Zwei Monate ein Karussell bemalt
Seit der Übernahme der Firma im Jahr 1999 fertigt der Objektmaler „von der kleinsten Kleinigkeit, wie Schildern für Weihnachtsmärkte, bis zu Riesenrädern“ alles. Und die Arbeit an den Schausteller-Raritäten ist zeitintensiv: „Ein kleiner Wagen dauert zirka 14 Tage, im Winter hat ein großes Karussell zwei Monate gestanden“, erzählt der erfahrene Airbrush-Künstler, der in der Branche schon Einiges erlebt hat.

„Eigentlich ist jeder Kunde eine Anekdote für sich, anders als bei den Industriekunden“, meint der Firmeninhaber: „Einmal sind wir mit drei Leuten nach Hessen gereist und haben einen Pizzawagen, der dringend zum Einsatz mußte, an einem Wochenende fertig gemacht.“ Und natürlich hat auch der Lack-Profi seine Steckenpferde: „Kinderkarussells, da kann man dann in Märchenbüchern blättern und tolle Motive finden.“

Jugendstil von Spiderman verdrängt
Die Dekorationen von Fahrgeschäften und Verkaufsbuden spiegeln dabei auch den Zeitgeschmack. Waren früher Schmuckelemente aus der Zeit des Barock oder Jugendstils populär, dominierten zwischenzeitlich Neonfarben die Fassaden, heute sind die Fahrgeschäfte mit Spiderman- und HipHopszenen Zeitzeugen der aktuellen Film- und Musikindustrie.

Neue Ideen sind stets gefragt. „Wir haben auch schon im Kundenauftrag einem Modellbauer, der aus Pappe Kirmeswagen bastelte, eine Idee abgekauft und sie verarbeitet“, berichtet Elfering.
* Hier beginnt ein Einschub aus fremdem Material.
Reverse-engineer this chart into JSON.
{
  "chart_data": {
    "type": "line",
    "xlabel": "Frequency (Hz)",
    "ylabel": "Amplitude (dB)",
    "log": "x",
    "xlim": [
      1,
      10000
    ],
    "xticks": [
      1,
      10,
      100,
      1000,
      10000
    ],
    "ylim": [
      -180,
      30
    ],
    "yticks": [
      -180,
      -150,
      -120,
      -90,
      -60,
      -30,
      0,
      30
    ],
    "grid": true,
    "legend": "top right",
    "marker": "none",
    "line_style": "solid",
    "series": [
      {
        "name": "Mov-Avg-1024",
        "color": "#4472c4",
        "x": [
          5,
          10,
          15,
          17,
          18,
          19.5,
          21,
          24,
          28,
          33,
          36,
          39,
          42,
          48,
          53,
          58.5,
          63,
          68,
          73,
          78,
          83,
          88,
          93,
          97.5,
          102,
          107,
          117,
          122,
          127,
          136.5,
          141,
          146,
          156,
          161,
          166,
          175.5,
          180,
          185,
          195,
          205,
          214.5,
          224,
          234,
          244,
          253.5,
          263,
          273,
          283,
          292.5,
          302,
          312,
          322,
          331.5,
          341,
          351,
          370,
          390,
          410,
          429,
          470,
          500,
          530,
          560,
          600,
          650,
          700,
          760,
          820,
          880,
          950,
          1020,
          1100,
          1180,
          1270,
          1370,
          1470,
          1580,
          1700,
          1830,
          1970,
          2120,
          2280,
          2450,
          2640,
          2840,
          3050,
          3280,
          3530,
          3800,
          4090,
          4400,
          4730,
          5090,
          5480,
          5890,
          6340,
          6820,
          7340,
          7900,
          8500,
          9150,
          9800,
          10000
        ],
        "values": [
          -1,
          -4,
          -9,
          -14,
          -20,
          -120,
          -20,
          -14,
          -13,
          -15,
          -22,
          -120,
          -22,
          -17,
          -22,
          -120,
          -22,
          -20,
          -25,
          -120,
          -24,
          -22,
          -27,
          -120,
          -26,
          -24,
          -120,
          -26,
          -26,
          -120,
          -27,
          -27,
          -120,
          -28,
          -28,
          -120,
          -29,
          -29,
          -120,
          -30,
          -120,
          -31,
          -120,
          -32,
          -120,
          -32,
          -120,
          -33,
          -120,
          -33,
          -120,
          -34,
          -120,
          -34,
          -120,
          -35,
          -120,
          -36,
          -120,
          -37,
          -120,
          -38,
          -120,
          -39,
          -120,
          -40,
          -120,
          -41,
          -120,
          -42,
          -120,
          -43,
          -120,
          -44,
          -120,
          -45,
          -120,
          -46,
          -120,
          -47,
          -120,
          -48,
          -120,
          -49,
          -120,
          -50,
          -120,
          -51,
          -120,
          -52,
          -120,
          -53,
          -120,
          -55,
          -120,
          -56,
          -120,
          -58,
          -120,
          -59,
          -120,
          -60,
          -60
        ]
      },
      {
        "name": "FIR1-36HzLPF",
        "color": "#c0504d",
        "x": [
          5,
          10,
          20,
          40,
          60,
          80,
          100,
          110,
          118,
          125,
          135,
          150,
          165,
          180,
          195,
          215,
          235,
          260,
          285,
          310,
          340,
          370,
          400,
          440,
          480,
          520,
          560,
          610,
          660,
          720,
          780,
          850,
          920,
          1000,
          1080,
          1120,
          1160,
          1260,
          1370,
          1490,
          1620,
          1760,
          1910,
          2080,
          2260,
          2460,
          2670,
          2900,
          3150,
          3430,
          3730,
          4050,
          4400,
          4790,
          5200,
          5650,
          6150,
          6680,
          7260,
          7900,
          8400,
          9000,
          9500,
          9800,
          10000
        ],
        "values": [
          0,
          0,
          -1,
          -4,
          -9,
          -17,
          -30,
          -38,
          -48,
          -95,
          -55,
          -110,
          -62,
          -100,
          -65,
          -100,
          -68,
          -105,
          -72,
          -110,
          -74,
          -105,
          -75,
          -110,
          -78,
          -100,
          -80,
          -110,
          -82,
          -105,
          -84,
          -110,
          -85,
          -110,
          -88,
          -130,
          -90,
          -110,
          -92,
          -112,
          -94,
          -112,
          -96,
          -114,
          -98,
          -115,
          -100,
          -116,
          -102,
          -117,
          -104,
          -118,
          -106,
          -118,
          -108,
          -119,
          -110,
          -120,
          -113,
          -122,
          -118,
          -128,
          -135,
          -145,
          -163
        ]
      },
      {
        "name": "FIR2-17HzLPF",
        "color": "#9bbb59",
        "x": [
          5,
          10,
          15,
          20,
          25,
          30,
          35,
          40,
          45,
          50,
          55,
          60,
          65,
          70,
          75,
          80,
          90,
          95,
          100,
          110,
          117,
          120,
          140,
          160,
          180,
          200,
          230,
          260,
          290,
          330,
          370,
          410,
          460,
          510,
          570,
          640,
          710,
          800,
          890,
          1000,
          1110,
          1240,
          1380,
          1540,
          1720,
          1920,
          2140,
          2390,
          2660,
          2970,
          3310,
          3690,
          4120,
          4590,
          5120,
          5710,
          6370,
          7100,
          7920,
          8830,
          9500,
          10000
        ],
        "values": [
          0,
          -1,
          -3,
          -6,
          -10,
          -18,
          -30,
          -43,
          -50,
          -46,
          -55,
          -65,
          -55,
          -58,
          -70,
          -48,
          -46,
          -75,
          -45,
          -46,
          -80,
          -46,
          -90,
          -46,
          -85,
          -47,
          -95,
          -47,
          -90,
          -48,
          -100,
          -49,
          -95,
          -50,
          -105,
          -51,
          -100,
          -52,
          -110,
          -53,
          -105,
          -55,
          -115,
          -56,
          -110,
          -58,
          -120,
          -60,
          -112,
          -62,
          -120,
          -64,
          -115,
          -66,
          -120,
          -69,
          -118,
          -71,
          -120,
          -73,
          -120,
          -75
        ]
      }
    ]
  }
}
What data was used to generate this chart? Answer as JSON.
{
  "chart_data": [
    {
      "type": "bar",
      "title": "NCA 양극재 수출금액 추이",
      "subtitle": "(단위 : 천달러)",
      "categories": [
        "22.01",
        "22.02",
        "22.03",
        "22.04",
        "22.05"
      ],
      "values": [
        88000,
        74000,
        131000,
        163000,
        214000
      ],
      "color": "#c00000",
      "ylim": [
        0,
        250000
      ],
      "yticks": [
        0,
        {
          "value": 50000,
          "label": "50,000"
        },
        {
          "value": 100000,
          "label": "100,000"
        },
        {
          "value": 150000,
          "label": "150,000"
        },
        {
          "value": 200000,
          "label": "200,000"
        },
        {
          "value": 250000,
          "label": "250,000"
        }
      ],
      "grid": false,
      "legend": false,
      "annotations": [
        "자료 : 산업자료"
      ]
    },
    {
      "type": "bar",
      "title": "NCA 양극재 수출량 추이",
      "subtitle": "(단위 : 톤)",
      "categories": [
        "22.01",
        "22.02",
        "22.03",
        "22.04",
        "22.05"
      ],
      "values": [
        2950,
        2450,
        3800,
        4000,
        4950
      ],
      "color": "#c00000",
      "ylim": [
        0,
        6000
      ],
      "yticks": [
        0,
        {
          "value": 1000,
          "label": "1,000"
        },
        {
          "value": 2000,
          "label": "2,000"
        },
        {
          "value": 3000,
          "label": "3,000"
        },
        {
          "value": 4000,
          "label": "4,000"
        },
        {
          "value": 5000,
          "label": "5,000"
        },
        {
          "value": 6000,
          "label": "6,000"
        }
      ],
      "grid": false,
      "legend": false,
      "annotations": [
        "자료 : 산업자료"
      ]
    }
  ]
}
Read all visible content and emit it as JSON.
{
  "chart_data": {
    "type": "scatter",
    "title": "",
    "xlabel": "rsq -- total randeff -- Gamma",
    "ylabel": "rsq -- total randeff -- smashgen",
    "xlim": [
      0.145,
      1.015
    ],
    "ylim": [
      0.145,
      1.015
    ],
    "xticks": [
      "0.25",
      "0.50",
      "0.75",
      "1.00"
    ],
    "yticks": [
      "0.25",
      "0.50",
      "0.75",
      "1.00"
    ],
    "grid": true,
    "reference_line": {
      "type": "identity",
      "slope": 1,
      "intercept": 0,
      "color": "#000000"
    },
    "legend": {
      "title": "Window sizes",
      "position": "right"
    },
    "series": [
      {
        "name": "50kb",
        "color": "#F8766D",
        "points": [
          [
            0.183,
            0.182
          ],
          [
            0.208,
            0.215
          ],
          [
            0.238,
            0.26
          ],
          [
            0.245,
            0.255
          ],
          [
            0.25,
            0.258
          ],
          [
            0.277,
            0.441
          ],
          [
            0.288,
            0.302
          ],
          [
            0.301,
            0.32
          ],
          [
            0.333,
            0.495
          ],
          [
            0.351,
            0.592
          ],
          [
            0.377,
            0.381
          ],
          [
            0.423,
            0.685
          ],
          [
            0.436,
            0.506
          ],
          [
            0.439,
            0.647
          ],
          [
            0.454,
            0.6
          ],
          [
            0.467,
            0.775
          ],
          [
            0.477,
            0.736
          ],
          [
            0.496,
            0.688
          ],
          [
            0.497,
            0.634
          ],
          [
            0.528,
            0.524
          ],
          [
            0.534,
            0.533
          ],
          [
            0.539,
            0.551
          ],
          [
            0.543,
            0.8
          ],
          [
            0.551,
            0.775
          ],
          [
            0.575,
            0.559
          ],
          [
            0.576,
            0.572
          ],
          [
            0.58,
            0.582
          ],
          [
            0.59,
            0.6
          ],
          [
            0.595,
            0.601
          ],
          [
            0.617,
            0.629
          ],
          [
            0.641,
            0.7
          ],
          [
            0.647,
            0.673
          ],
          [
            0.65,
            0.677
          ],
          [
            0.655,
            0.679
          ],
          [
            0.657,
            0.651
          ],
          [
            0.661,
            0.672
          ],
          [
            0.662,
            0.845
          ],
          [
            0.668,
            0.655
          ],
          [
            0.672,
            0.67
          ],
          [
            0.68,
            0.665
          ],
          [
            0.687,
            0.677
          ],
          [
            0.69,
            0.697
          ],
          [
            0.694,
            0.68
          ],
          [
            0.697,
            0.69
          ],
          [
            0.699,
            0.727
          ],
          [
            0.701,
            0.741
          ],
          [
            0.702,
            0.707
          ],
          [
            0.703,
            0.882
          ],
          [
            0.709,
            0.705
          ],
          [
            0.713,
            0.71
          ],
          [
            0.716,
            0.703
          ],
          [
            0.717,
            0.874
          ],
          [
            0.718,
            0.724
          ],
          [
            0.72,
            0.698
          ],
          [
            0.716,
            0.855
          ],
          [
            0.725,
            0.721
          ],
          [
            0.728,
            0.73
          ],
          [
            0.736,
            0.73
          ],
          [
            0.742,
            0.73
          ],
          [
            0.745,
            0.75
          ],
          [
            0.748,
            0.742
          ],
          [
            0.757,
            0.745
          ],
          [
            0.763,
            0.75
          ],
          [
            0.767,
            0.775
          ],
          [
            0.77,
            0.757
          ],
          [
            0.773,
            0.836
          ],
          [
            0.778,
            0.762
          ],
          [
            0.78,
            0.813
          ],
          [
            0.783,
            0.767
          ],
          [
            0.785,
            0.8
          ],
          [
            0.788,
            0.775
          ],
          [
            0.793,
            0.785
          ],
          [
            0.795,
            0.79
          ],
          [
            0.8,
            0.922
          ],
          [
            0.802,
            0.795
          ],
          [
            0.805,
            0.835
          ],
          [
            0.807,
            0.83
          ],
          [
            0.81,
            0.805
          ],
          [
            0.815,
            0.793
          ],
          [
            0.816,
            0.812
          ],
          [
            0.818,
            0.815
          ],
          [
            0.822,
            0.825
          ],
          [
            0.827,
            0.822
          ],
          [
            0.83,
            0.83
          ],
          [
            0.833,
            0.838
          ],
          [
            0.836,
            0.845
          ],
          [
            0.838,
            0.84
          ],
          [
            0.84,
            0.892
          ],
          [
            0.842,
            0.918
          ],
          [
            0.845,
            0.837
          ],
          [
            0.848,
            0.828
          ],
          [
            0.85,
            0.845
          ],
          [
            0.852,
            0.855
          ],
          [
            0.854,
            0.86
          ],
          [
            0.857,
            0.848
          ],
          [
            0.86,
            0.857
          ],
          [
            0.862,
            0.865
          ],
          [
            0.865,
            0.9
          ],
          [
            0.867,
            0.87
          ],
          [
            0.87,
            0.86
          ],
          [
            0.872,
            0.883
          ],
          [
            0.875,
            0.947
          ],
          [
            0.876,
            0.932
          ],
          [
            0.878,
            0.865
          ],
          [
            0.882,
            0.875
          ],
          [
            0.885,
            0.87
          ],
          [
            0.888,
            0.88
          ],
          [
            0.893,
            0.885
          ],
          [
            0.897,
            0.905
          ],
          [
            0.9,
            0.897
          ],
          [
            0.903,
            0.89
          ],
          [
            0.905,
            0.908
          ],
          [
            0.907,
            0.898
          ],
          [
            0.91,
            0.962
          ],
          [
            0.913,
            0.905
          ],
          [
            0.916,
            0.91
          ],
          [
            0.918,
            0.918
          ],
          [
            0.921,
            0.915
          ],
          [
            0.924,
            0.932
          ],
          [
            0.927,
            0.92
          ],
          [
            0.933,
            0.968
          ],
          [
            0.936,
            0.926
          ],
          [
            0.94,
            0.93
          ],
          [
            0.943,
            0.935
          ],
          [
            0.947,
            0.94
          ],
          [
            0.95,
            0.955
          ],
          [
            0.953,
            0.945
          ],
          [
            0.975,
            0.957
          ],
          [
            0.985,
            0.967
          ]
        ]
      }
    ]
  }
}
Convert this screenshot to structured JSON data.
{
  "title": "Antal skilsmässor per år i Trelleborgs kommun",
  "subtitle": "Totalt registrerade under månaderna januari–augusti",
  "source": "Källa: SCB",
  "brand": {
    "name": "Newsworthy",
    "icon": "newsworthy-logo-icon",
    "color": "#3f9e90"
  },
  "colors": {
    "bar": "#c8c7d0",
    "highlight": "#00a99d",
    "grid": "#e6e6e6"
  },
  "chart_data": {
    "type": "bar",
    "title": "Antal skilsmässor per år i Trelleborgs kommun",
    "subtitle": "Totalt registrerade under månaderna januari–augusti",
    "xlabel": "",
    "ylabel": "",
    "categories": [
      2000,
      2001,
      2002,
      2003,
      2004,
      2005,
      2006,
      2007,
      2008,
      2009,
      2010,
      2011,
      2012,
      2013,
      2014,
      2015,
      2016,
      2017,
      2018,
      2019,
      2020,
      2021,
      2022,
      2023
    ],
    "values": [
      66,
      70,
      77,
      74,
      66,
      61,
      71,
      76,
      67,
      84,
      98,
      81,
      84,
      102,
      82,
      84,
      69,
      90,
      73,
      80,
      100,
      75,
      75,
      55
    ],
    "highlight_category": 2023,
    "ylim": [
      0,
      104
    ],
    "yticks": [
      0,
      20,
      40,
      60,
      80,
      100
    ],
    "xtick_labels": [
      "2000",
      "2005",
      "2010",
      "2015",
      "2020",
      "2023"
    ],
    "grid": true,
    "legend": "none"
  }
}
Teurer als so manche Leinwand
Ist ein Wagen fertig, erstellen die Schausteller eine Fotomappe. Die geht an die Städte, die dann das Platzrecht erteilen. „Eigentlich sind die Motive mehr für die Vergabeverfahren und die Schausteller als für die Besucher interessant.“ Die fahrenden Kunstwerke sind dabei kostspieliger als manch berühmte Leinwand. „Ein Kunde hat mit einem Investitionsvolumen von 20.000 Euro sein Riesenrad für Weihnachten umgerüstet“, verrät der Freihand-Zeichner, für dessen Kunstwerke der Ausstellungsraum nie knapp wird.

Für ein Millionenpublikum touren seine Bilder, die dick lackiert rund 20 Jahre halten, auf Breakdancern, Skootern, Schießbuden, Riesenrädern und Geisterbahnen durch Deutschland und das benachbarte Ausland. Es lohnt sich also zwischen Bratwurst und Fahrgeschäft innezuhalten und mal einen intensiveren Blick über die Kulissen schweifen zu lassen.